Non è facile indagare sull’immutabile condizione umana e raccontarla nero su bianco. Forse si potrebbe provare osservandola come si osserva un quadro da lontano, quando ci appare così perfetto e nitido come il pennello del suo autore. Un po’ più difficile invece dare un senso a quella pennellata un po’ azzardata, a quello schizzo fuori bordo che solo un’osservazione più attenta può permetterci di scrutare. Ecco, l’esistenza umana è un quadro da osservare da vicino, molto vicino. Solo così i numerosi personaggi dei 33 racconti di Leonardo Altomano avranno un senso. E quel senso è l’uomo nelle più svariate sfaccettature.
Edito da Gremese, Il Gelato in Piscina Non Si Scioglie è un profondo percorso che proietta nella mente del lettore immagini, suoni e sensazioni in cui ognuno è pronto a rispecchiarsi. D’altronde chi è quello “strano animale” che l’avvocato tarantino pone sotto i riflettori della vita? Colui che respirava il vento costruendosi una capanna e che poi cominciò a dare un nome al Sole, alla Morale, alla Religione e al Potere; colui che si moltiplicò come le cavallette e più si moltiplicava evolvendosi più si allontanava dalla natura da cui era nato: il dilemma dell’uomo moderno che più sa dare risposte tanto più sa perdere la capacità di farsi delle domande; un nichilismo che induce i figli dei figli dei figli a pensare che forse “bisognava vivere come aveva vissuto quello strano animale”. Il libro di Leonardo Altomano ha la particolarità di non essere un romanzo ma un insieme di piccoli “romanzi di vita”. Amore, solitudine, fantasia, pessimismo ma anche tanto mistero: una chiave di lettura che si snoda nella ricerca della morale insita in ogni piccolo racconto e che dunque invita il lettore alla riflessione, all’indagine. Lo fa attraverso l’uso di simboli, metafore, monologhi raccontati per mezzo di un linguaggio volutamente frammentario per captare il nostro tempo e le sue infinite contraddizioni. Così come il referendum sulla sigaretta ne “La camera d’attesa” e la condanna a morte dell’uomo con la barba, non avrebbero alcun significato se non ci spingessimo oltre i confini del semplice aneddoto riflettendo sui pregiudizi dell’umanità e la superbia dell’uomo nel prevalere sempre sul prossimo, giusto o sbagliato che sia.

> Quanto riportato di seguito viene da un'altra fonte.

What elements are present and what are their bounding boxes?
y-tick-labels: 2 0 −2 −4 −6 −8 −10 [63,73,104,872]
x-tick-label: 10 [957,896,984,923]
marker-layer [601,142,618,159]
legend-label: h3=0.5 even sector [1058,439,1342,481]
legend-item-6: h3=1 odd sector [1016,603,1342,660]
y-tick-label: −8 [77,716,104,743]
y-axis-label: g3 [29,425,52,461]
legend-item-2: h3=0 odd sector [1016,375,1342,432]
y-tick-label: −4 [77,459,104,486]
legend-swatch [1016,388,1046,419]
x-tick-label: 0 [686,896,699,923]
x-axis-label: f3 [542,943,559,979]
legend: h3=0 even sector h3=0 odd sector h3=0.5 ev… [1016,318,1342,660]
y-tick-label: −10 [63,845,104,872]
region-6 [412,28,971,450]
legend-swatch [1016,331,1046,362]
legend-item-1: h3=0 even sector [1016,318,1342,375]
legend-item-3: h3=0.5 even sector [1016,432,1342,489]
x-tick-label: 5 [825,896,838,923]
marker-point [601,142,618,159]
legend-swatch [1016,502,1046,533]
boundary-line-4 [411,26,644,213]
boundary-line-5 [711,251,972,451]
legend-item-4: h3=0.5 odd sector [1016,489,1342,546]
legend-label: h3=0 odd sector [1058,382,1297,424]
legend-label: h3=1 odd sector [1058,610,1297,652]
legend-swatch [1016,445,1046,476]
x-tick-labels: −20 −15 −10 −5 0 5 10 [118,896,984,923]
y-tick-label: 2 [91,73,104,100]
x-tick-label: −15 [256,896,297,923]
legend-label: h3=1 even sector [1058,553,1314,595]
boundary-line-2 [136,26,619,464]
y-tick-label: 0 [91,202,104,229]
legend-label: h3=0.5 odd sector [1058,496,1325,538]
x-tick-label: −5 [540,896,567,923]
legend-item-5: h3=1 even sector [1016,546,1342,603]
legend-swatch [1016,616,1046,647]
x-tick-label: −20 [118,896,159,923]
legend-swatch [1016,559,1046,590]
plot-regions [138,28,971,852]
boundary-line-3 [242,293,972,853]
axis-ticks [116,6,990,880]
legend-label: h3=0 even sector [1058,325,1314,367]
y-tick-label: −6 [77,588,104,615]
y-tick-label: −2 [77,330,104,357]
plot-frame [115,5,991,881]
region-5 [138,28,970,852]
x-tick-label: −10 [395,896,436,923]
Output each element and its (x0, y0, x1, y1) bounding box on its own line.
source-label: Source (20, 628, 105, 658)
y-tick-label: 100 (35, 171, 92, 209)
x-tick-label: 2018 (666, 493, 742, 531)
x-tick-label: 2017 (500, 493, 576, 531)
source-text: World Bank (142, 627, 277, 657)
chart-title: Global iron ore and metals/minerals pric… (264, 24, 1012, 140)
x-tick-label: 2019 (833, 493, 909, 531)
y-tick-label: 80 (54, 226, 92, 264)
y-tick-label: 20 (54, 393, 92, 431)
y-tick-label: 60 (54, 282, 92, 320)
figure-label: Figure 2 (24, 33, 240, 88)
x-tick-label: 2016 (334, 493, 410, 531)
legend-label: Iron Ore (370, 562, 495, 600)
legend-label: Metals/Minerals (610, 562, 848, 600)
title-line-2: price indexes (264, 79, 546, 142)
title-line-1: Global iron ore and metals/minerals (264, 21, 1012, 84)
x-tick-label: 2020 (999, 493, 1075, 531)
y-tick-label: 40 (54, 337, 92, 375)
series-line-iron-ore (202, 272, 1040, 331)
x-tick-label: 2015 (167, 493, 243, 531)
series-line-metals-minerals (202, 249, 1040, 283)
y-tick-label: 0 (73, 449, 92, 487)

Emblematica poi la parte finale del libro in cui Leonardo Altomano, con un pizzico di ironia, riunisce attorno ad un tavolo di una osteria Sartre e Camus per discutere di esistenzialismo, ma anche Manzoni, Bukowski, La Rochefoucauld, Leopardi e perfino Milan Kundera. E’ quest’ultimo ad esserne sicuro più degli altri: il romanzo è morto. E fu come se quell’arte che li aveva accomunati in vita, adesso li avesse richiamati tutti insieme per celebrare il suo funerale.